Home > Anxiety, Bitching, Disturbing, Neurosis, New York, Sad, Strange, Weird, Worry > The Time I Bitched About NYC

The Time I Bitched About NYC

So I’ve developed a disturbing habit since living in New York that has only gotten worse.

While maneuvering through crowds of people, especially during my morning commute, I find myself repeating the mantra, “I hate people. I hate people. I hate people.” over and over again. Yeah, not the sign of a serial killer at all. But as I’m being jostled and stepped on, it’s all I can think about.

At first, this phrase was limited to my head, but as the years progressed, I started saying it out loud without realizing it. This unconscious mutter continues nonstop as I push through the sweating masses of humanity on the bus, in the subway, or on the sidewalk. Together with my frizzy hair and darting eyes, my audible hatred of people reveals me to be, in fact, insane.
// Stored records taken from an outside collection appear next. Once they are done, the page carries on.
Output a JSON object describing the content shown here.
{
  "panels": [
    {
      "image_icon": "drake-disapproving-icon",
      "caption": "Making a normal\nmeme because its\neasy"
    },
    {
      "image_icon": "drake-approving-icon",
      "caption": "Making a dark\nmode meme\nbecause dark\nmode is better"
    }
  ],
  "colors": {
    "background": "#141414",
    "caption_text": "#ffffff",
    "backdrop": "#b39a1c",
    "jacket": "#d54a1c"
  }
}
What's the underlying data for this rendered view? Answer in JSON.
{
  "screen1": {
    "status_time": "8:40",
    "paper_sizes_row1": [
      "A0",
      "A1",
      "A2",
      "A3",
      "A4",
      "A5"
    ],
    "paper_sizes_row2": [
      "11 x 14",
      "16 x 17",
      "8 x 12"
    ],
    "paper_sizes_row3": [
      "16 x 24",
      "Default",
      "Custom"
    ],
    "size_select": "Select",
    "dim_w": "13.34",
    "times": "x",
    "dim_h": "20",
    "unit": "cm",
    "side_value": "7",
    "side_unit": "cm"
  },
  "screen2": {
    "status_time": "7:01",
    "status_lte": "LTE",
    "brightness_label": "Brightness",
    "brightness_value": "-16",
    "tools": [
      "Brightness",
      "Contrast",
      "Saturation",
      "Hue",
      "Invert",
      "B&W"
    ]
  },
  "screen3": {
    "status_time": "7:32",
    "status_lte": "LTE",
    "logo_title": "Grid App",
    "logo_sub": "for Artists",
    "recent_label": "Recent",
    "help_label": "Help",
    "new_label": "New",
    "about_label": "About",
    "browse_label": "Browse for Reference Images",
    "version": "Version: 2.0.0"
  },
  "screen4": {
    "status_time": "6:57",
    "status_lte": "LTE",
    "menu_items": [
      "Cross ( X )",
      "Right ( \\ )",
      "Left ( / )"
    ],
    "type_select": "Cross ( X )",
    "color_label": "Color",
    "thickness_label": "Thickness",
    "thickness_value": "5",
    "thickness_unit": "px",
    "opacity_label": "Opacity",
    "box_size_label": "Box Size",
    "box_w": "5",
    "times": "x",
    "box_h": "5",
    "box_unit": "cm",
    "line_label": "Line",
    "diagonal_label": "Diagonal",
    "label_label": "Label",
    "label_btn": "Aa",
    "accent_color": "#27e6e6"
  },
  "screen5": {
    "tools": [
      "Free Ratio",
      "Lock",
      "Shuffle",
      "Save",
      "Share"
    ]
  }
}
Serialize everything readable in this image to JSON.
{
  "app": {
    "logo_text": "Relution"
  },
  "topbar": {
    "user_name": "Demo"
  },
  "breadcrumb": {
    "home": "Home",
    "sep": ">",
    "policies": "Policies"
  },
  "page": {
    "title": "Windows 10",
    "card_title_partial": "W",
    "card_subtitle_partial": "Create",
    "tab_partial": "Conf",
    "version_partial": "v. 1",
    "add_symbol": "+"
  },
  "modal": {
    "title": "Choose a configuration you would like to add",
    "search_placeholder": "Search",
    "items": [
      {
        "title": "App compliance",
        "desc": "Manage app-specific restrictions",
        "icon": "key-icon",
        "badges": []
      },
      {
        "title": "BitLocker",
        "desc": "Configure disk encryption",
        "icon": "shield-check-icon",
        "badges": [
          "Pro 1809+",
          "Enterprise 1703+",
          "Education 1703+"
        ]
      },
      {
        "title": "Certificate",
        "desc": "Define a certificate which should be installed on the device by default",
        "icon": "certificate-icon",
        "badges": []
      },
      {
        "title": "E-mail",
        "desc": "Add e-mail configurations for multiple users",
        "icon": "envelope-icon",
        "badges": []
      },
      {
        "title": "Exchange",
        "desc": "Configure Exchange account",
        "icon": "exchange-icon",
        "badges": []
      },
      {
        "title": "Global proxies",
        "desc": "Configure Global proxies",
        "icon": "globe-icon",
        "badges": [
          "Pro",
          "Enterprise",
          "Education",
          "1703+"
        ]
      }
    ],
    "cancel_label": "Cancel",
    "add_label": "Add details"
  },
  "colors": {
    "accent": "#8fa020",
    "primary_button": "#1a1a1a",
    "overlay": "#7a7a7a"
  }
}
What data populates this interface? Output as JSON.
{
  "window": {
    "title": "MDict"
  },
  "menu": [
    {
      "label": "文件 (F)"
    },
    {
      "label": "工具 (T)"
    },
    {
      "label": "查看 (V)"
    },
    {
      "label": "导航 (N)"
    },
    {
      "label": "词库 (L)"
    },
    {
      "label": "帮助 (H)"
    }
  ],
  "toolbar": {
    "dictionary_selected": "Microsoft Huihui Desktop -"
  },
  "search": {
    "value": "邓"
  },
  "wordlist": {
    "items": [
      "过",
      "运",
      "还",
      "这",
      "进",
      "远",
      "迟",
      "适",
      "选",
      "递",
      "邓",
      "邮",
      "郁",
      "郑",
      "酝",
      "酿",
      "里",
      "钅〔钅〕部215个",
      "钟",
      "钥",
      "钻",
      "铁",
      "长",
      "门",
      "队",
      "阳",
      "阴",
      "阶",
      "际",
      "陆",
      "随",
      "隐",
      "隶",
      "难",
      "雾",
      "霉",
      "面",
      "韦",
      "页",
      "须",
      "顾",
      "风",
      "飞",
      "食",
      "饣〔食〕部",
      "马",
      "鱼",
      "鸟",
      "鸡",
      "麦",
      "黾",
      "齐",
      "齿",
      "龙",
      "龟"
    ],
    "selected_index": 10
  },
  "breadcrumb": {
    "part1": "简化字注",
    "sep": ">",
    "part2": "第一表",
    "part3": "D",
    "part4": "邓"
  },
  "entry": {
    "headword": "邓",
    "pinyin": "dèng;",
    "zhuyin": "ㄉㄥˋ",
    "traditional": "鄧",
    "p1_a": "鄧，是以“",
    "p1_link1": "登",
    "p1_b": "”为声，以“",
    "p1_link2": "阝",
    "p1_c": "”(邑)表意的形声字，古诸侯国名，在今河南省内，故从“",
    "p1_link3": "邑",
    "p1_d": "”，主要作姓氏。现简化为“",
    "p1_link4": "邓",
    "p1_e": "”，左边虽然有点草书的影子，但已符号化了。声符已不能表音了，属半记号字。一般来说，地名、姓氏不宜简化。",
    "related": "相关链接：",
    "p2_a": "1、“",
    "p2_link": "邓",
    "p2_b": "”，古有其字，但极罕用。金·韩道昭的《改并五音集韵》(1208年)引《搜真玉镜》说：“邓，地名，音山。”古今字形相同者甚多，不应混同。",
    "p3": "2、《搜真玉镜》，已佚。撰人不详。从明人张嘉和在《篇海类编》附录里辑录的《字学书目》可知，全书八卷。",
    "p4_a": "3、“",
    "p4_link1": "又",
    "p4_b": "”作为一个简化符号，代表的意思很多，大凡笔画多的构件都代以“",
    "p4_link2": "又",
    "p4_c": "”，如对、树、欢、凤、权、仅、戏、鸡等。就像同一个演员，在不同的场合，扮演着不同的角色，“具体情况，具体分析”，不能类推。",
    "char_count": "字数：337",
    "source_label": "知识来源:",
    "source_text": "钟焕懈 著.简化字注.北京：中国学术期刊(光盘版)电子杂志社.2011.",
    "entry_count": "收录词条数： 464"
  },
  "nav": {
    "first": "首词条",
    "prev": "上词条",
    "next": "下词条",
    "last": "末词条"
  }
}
However, since this is New York, my ranting doesn’t even merit a second glance. But I can see its effects nonetheless. Dull-eyed commuters subtly back away from me, my craziness forming an impenetrable bubble that parts the crowd like the Red Sea. Their gazes slide over me, only registering my ramblings in an subconscious way that warns them to steer clear. So in a way, this bizarre habit has actually improved my commute, but only by convincing others that I am a fucking lunatic who might just stab someone.

Oh, also, New York is dirty and expensive, but I think you probably already knew that.